The greatest war in the history of the world was fought and won without a shot ever being fired or a soldier or sailor having been killed in battle. Three men leveraged and then deployed their moral fiber and virtue, and their profound belief in God, that was the bases of the moral pillars they all three stood upon, to execute the downfall of Communism in Eastern Europe and Russia. The President of the United States (Ronald Reagan), the leader of The Western Catholic Church (Pope John Paul II), and the head of the largest labor union in Poland (Lech Welensa), acted together to confront the great evil of communism.

The point is that it was their profound faith that served as the bases of their political actions. Not the other way around. My Quaker Grandmother whose Quaker mother marched with Susan B. Anthony, understood the importance of putting faith before politics. “Our faith should inform our politics… our politics has no business informing our faith”, she told me almost 20 years after she made her position known to the principle of a Quaker pre-school that I attended as a young child in Swarthmore Pa. There was no greater patriot than my grandmother.

In spite of that fact, she lived in one of the most progressive communities of her time, she was proud that her son was a Navy Fighter pilot. She was often times shunned at Quaker Meetings because of her son’s vocation.

When I was 4 years old my grandmother (Oie), became upset when she found out that we were learning to say the pledge of allegiance to our country’s flag, before we were learning to say the Lord’s Prayer. It was absolutely necessary when raising young children, she believed that learning to pray and teaching about God was the first priority of childhood preschool education. Then after those underpinnings are advanced, we learn about our country. She often opined that the words “One Nation Under God” means nothing if you don’t believe in God and you don’t practice the art of prayer. The moral predicates that underly the very Foundations of our Founding Documents and that reflect the spirit of our people, are based on our belief in God. She was adamant, like many traditional Quakers, that an oath to God in a Court of Law meant nothing, unless you believed and feared God.
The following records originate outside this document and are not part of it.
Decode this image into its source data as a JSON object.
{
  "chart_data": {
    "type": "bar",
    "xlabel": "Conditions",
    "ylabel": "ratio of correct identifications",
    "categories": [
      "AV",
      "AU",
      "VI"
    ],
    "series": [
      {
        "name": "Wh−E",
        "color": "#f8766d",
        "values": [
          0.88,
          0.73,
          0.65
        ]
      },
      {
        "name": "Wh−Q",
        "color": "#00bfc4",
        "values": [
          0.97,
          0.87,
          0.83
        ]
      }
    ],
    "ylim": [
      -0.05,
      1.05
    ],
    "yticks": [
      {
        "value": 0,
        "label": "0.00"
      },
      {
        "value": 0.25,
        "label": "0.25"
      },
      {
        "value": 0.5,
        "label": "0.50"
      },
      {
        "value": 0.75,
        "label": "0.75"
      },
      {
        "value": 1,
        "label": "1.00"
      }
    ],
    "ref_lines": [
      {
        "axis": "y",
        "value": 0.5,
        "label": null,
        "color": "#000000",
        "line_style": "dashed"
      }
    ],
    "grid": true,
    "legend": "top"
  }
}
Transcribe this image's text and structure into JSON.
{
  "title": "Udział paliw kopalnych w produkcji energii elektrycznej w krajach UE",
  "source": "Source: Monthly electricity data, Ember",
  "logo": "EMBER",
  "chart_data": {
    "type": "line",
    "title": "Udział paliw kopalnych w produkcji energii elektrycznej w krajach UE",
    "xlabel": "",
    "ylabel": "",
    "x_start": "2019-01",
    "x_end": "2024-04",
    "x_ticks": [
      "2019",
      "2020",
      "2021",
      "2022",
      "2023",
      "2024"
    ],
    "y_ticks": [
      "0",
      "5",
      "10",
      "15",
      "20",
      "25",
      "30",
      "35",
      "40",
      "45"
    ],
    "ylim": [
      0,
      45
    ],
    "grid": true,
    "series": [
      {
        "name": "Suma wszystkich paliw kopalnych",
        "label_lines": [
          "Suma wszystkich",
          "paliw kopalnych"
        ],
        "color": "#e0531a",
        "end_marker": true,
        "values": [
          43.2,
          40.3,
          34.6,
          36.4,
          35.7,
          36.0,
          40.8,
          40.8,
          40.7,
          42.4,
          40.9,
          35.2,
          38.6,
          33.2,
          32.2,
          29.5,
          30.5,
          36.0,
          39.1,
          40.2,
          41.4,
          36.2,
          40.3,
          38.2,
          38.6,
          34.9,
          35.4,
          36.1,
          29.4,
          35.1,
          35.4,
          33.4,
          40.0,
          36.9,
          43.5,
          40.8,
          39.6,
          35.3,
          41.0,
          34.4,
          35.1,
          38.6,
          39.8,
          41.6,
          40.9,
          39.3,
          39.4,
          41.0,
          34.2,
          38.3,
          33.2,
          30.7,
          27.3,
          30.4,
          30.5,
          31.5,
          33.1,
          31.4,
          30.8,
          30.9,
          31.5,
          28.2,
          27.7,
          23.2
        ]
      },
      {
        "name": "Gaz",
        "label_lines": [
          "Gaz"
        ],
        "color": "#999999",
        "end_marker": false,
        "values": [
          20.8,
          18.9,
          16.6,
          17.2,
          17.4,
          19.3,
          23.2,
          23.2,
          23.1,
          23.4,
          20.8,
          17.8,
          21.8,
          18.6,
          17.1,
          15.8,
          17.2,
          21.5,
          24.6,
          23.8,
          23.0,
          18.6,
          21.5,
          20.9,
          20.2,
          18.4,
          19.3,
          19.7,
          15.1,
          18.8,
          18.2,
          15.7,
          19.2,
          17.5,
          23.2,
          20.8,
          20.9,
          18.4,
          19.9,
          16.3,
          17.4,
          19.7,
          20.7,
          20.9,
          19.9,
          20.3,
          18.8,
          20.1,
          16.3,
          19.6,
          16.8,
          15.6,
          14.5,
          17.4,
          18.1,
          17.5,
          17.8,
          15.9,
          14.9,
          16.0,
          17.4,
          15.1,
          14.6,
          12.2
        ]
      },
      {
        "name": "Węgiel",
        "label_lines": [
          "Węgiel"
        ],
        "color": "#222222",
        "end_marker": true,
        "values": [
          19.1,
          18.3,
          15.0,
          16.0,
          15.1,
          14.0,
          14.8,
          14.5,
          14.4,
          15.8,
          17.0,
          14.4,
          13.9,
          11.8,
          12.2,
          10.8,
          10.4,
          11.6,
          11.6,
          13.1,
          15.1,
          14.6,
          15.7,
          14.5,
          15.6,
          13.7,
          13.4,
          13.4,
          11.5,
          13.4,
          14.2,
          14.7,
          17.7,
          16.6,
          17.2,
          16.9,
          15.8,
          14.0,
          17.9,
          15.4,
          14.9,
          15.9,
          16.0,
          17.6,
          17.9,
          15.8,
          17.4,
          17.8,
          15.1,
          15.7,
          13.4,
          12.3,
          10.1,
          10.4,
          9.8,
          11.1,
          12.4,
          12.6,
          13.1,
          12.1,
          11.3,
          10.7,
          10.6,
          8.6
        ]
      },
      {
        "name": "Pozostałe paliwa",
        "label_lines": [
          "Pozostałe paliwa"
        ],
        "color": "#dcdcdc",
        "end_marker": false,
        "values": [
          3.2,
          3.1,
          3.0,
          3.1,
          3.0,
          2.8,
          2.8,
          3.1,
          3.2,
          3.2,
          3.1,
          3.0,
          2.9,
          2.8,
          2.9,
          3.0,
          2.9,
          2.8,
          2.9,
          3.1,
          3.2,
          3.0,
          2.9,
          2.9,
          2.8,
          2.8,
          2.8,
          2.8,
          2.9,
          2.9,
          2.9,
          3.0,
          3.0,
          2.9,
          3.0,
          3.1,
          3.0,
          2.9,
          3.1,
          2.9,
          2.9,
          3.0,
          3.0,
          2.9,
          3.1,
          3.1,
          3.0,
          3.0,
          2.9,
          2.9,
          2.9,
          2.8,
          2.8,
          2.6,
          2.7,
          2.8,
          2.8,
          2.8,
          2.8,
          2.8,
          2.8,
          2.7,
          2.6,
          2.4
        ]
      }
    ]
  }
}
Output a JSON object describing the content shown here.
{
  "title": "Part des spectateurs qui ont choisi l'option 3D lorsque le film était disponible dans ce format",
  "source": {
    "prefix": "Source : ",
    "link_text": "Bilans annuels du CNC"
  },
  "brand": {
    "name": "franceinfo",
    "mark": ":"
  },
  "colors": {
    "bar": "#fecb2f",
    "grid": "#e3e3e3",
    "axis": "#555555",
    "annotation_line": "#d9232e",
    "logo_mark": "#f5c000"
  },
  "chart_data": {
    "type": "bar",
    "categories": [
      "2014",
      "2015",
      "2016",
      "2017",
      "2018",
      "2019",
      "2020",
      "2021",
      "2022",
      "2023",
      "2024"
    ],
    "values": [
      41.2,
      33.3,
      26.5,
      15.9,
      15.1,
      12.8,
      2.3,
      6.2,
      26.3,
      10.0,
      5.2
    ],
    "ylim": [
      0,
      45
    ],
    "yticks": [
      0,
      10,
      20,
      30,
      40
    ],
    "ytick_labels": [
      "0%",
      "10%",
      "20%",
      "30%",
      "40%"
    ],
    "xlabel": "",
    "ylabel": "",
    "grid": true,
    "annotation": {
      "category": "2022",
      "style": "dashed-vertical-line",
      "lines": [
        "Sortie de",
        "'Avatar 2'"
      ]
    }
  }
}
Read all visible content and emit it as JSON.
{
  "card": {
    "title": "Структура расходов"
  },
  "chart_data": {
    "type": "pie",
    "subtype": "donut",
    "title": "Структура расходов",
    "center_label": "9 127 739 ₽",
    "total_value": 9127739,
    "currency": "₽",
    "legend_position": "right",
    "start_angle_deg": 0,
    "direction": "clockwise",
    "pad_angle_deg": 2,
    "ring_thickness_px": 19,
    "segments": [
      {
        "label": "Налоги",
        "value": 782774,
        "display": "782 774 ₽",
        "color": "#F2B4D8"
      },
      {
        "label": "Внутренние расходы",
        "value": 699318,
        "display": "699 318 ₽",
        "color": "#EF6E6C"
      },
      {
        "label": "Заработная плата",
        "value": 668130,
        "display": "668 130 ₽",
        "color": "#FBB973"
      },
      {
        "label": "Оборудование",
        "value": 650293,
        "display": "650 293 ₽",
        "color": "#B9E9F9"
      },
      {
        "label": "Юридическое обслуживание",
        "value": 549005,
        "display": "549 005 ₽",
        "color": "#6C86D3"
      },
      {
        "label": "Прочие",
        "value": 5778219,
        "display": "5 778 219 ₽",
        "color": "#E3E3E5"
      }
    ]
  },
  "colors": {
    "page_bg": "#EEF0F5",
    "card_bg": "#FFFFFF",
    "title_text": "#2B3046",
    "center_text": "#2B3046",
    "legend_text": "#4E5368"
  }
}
Even today many traditional Quakers, Charismatic Catholics, and Evangelicals affirm their oath before the court with an affirmation—because they so fear making a mistake in testimony.

In a Court of Law or in politics, the horse before the cart is faith—before politics and testimony. Without faith, there can be little bases for the words that follow.

I am hoping that with a new Pope and a new President, the example of the fall of the Iron Curtain can be remembered and the lessons learned. Our faith and prayers should always proceed our politics and legal testimony. Our faith should inform every aspect of our lives. Today many of our people, including me sometimes, have it backwards.